Menteri Hukum dan HAM Amir Syamsuddin belum mendapat keterangan resmi, terkait kesepakatan Komisi Pemberantasan Korupsi dengan TNI, perihal peminjaman rumah tahanan. Meski demikian, Amir sangat mendukung kerjasama itu."Persisnya saya belum tahu, tapi kalau seandainya dimintakan, maka persetujuan dari saya," kata Amir kepada wartawan di Gedung DPR, Jakarta, Rabu (19/9).Menurut Amir, tidak ada yang salah dengan kerjasama tersebut.
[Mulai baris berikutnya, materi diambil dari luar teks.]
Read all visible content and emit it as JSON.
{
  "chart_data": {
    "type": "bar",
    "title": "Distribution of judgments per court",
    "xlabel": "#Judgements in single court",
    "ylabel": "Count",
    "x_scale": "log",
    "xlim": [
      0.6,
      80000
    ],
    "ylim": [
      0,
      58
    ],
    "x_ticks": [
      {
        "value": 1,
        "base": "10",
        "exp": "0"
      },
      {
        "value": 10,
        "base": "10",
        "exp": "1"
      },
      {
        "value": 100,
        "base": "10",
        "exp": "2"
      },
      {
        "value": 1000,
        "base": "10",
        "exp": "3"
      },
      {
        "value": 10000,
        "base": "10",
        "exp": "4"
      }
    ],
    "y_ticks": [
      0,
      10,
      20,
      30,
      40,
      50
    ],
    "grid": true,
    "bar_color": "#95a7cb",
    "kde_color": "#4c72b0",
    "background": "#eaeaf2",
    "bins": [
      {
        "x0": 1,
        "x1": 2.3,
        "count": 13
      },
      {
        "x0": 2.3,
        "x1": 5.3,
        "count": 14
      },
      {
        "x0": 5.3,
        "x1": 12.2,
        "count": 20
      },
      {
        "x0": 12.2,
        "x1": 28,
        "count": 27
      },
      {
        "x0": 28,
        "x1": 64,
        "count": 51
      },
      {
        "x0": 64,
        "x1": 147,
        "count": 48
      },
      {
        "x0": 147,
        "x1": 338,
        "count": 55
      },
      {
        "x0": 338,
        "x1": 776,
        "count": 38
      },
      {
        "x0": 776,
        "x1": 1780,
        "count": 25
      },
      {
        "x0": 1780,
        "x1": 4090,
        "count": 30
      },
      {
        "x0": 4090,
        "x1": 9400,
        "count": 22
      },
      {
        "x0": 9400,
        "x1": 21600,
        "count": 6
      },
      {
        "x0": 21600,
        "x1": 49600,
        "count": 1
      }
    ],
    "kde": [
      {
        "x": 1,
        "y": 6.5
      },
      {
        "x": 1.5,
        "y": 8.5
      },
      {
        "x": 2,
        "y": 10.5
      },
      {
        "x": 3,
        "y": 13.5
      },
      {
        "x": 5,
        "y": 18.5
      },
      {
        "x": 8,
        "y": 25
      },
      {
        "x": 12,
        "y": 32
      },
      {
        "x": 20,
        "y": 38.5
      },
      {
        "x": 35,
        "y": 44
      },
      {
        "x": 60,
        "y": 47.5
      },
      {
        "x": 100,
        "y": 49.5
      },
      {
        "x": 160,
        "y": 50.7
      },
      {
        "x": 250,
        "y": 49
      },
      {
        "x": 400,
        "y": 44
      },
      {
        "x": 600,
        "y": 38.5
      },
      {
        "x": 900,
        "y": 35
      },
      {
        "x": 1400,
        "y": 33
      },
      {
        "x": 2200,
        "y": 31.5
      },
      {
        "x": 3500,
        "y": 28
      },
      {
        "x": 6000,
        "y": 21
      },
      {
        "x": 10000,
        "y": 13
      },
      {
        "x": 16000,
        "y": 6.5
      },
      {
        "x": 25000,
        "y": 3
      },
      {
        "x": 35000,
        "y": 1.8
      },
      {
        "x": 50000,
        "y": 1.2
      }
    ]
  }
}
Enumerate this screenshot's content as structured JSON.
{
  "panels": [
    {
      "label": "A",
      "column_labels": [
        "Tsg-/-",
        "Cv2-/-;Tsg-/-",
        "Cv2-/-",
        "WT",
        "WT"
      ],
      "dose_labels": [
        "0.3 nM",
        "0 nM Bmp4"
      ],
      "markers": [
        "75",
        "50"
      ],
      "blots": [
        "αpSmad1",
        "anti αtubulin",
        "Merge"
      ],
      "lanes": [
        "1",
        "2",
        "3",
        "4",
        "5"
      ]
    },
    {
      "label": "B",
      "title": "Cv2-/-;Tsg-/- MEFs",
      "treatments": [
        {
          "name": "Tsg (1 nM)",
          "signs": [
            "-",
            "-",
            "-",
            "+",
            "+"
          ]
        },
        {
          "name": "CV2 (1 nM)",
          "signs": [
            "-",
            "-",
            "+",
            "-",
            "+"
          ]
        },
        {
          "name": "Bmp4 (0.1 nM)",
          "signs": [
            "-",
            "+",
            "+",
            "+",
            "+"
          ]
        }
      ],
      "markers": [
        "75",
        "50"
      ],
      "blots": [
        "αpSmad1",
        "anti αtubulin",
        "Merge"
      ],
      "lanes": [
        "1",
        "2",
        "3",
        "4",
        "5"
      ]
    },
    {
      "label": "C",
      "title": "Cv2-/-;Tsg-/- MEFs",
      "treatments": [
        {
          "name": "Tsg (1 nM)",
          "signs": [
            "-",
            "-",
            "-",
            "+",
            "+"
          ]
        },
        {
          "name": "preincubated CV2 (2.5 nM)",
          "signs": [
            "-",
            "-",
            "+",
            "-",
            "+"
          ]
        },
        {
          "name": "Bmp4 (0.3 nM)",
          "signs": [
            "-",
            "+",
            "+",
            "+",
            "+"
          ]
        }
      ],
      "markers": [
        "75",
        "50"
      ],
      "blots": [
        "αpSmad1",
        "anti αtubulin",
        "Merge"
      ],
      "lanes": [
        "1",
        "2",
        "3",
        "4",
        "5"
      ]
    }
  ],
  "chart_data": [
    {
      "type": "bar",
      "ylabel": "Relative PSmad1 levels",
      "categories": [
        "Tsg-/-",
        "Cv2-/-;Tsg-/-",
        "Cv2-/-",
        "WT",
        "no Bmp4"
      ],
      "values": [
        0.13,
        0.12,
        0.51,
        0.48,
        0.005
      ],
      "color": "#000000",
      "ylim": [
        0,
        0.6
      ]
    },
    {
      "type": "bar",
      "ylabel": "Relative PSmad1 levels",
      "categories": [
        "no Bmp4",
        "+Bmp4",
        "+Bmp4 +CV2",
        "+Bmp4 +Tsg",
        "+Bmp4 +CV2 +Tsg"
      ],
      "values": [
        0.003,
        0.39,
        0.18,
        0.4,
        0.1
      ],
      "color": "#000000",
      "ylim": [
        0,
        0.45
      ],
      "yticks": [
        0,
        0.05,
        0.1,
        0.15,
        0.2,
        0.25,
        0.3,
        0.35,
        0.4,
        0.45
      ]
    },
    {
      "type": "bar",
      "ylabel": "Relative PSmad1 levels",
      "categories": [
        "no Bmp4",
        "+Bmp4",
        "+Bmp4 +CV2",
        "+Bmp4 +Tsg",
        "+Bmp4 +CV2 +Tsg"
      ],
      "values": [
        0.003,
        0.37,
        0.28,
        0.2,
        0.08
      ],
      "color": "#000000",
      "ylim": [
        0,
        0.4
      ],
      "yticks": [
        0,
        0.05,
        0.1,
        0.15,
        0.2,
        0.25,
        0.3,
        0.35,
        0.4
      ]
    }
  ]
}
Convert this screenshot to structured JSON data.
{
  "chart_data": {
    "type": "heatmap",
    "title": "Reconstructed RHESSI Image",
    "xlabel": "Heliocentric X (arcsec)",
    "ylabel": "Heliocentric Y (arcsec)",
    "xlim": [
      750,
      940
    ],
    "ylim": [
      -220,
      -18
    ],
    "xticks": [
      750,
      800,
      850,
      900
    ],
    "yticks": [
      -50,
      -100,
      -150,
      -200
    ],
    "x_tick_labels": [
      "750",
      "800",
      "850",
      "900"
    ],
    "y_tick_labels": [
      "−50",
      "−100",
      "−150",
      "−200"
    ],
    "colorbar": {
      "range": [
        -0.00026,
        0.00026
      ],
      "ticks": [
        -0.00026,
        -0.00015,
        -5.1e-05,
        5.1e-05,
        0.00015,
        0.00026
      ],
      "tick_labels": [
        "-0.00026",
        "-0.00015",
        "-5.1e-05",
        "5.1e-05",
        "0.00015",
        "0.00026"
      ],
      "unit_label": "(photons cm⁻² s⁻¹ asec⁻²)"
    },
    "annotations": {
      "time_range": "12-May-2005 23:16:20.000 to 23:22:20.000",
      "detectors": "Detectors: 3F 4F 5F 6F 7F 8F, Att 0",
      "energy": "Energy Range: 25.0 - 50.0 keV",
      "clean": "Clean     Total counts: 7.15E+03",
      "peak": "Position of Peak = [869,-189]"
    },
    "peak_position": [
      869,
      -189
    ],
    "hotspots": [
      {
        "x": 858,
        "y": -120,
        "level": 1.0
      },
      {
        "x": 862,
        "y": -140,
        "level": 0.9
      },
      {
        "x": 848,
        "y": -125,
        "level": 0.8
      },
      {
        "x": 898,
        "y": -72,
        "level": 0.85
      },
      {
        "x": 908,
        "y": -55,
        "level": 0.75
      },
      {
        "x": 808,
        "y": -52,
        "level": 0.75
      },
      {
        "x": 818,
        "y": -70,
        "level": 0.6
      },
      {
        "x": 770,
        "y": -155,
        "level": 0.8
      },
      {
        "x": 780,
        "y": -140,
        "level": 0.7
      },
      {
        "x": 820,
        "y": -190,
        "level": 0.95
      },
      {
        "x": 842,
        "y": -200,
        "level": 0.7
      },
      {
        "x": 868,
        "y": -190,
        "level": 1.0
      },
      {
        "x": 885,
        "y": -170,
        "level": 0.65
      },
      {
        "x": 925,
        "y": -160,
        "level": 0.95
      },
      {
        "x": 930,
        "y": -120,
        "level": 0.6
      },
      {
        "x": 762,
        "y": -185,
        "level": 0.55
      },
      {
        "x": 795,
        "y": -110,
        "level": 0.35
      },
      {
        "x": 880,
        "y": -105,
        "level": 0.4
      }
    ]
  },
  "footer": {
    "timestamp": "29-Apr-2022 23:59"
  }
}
Sebab, perjanjian hanya sebatas pada penggunaan sarana militer saja. "Dan penghuninya tidak akan diperlakukan dengan cara militer," lanjutnya.Selain itu, Amir menilai penggunaan rutan TNI sebagai itikad baik KPK memanfaatkan fasilitas negara yang tidak terpakai. Apalagi KPK masih menemui kendala pembangunan rutan baru."Ada ruangan yang kosong yang fungsi awalnya memang untuk rutan, kenapa tidak digunakan?" kata Amir.Rutan TNI yang disewa KPK adalah rutan militer di bawah pengawasan Kodam Jaya. Rutan itu berlokasi di kawasan Pomdam Guntur, Manggarai, Jakarta Selatan.Sebelum reformasi 1998, rutan tersebut digunakan sebagai rumah binaan para tahanan politik. Kemudian memasuki era reformasi, fungsi rutan diubah menjadi tahanan militer.